If we look in Saint Johnís Gospel, for instance, it is in chapter 6 that we read about the multiplication of the loaves and the fishes right after Jesus had walked on the water. Then He goes on to describe the importance of what it was that He had done in multiplying the loaves and the fishes. He tells us that it is the Eucharist, and that anyone who eats the Bread that He will give will live forever. There is no death for those who are in Christ. Even though there may be a physical death, there will not be a spiritual death; there will not be eternal death for those in Christ.
But it is also in prayer and especially in the Eucharist that we are healed internally. When we think about these people who came to Our Lord in the Gospel - the crippled and the mute and the blind and so on - we can look into our own hearts and ask ourselves: "Spiritually, what are the difficulties? Where do we limp along, spiritually? Where are we blind, spiritually? Where are we unable to speak, spiritually? When it comes to our relationship with Christ, how often are we blind to our own sinfulness? How often do we come to prayer and we think about everything except the Lord?" We are mute when it comes to the Lord, sometimes. And so we see that in so many ways we are spiritually blind and deaf and lame and so on.

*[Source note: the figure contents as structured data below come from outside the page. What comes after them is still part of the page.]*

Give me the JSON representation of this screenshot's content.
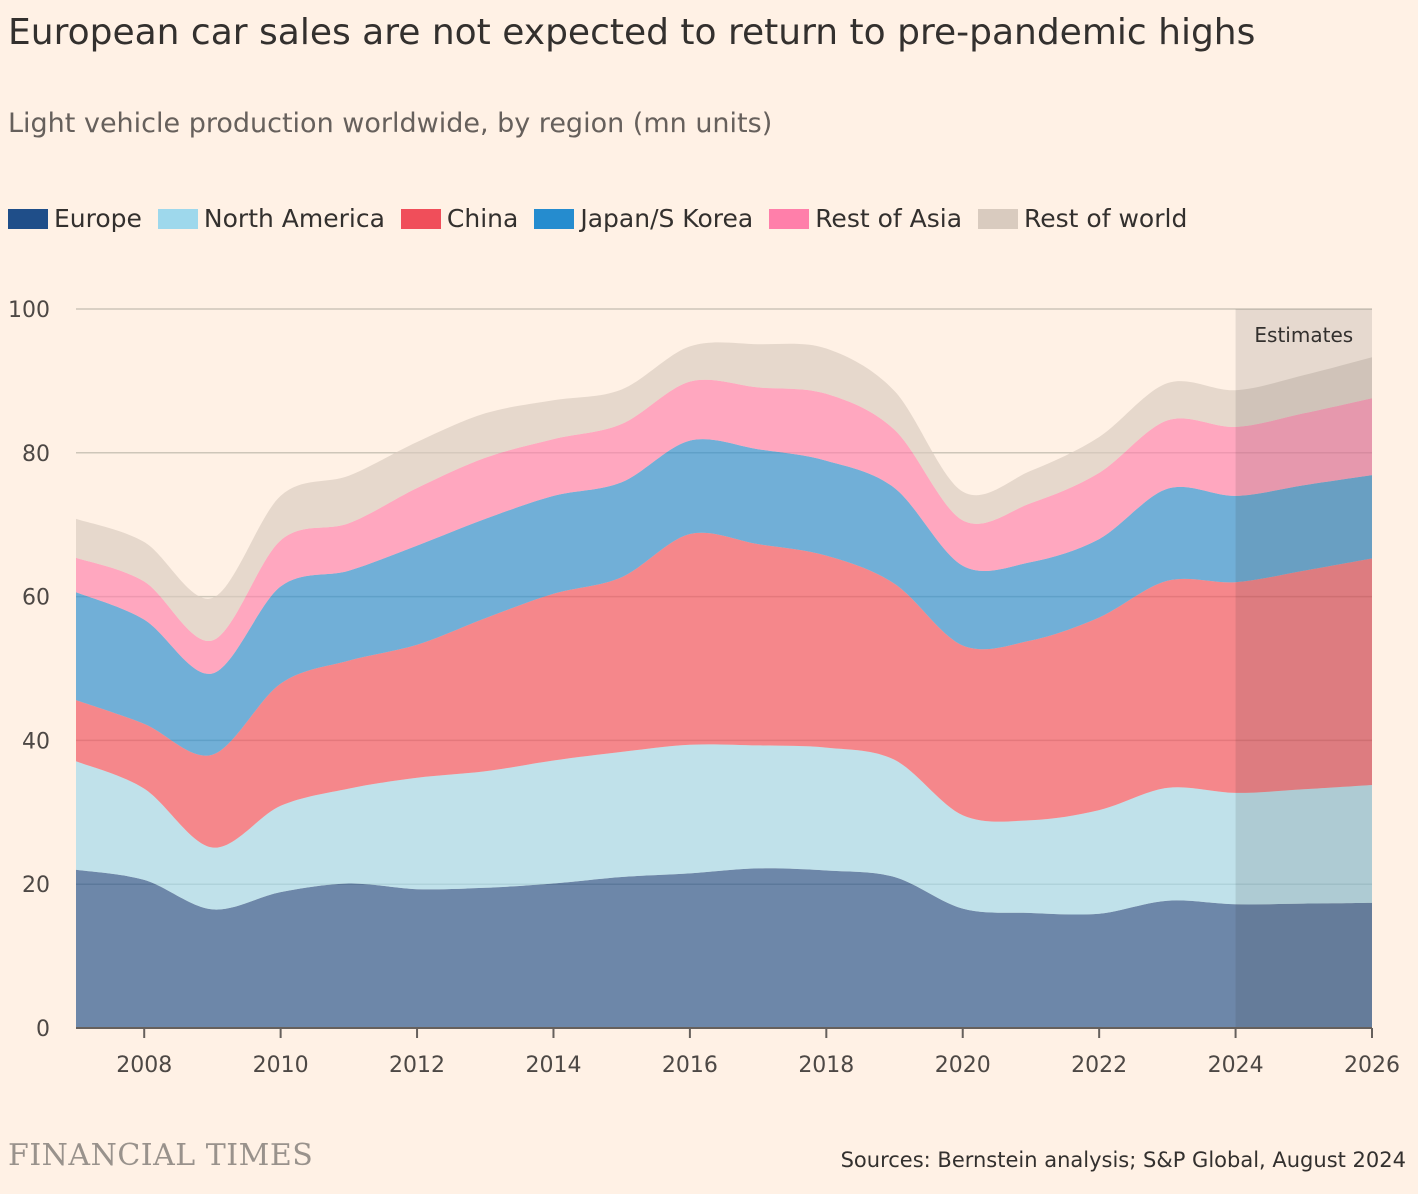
{
  "title": "European car sales are not expected to return to pre-pandemic highs",
  "subtitle": "Light vehicle production worldwide, by region (mn units)",
  "brand": "FINANCIAL TIMES",
  "source": "Sources: Bernstein analysis; S&P Global, August 2024",
  "chart_data": {
    "type": "area",
    "stacked": true,
    "title": "European car sales are not expected to return to pre-pandemic highs",
    "subtitle": "Light vehicle production worldwide, by region (mn units)",
    "x": [
      2007,
      2008,
      2009,
      2010,
      2011,
      2012,
      2013,
      2014,
      2015,
      2016,
      2017,
      2018,
      2019,
      2020,
      2021,
      2022,
      2023,
      2024,
      2025,
      2026
    ],
    "series": [
      {
        "name": "Europe",
        "color": "#1f4e89",
        "values": [
          22.0,
          20.6,
          16.5,
          18.9,
          20.1,
          19.3,
          19.5,
          20.1,
          21.0,
          21.5,
          22.2,
          21.9,
          21.0,
          16.6,
          16.0,
          15.9,
          17.7,
          17.2,
          17.3,
          17.4
        ]
      },
      {
        "name": "North America",
        "color": "#9ed8ec",
        "values": [
          15.1,
          12.7,
          8.6,
          12.0,
          13.2,
          15.5,
          16.2,
          17.1,
          17.4,
          17.9,
          17.1,
          17.1,
          16.3,
          13.0,
          12.9,
          14.4,
          15.7,
          15.5,
          15.9,
          16.4
        ]
      },
      {
        "name": "China",
        "color": "#f04e5a",
        "values": [
          8.5,
          9.0,
          12.9,
          17.0,
          17.8,
          18.5,
          21.3,
          23.2,
          24.3,
          29.3,
          28.0,
          26.7,
          24.5,
          23.6,
          25.0,
          26.8,
          28.8,
          29.3,
          30.4,
          31.5
        ]
      },
      {
        "name": "Japan/S Korea",
        "color": "#258ccf",
        "values": [
          15.0,
          14.5,
          11.3,
          13.5,
          12.5,
          13.8,
          13.8,
          13.6,
          13.2,
          13.0,
          13.2,
          13.2,
          13.3,
          11.1,
          10.9,
          10.9,
          12.8,
          12.0,
          11.9,
          11.6
        ]
      },
      {
        "name": "Rest of Asia",
        "color": "#ff7faa",
        "values": [
          4.8,
          5.3,
          4.6,
          6.4,
          6.6,
          8.0,
          8.5,
          7.9,
          8.1,
          8.2,
          8.6,
          9.3,
          8.1,
          6.3,
          8.2,
          9.2,
          9.5,
          9.6,
          10.0,
          10.7
        ]
      },
      {
        "name": "Rest of world",
        "color": "#d9cbbf",
        "values": [
          5.4,
          5.5,
          5.9,
          6.2,
          6.6,
          6.4,
          6.2,
          5.4,
          4.8,
          4.9,
          6.0,
          6.3,
          5.4,
          4.0,
          4.5,
          5.0,
          5.2,
          5.1,
          5.3,
          5.7
        ]
      }
    ],
    "ylim": [
      0,
      100
    ],
    "xlim": [
      2007,
      2026
    ],
    "yticks": [
      0,
      20,
      40,
      60,
      80,
      100
    ],
    "xticks": [
      2008,
      2010,
      2012,
      2014,
      2016,
      2018,
      2020,
      2022,
      2024,
      2026
    ],
    "grid": true,
    "legend_position": "top",
    "annotation": {
      "label": "Estimates",
      "x_start": 2024,
      "x_end": 2026
    }
  }
}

And, of course, for most people, death is the big concern. What we learn in the Eucharist, what we learn when we climb this holy Mountain of Christ, is that death is the only means to life and that He has given to us the Bread of Life so that we will live forever. We have no reason to fear death. But what the Lord is asking of us is to die to self so that we can live for Him. That is where we find true life: when we are willing to die to the self in this life. So it is not about physical death merely, even though we know we have to enter into the physical death in order to enter the fullness of life in Heaven. But even now the Lord is calling us to die to the self: anything that is selfish, anything that keeps us from perfect union with the Lord, to put that aside and to die to that so we will have true life. The only way we will ever understand that, and the only place where we will ever find that, is on the holy Mountain: Jesus Christ, truly present in the Eucharist.
* This text was transcribed from the audio recording of a homily by Father Robert Altier with minimal editing.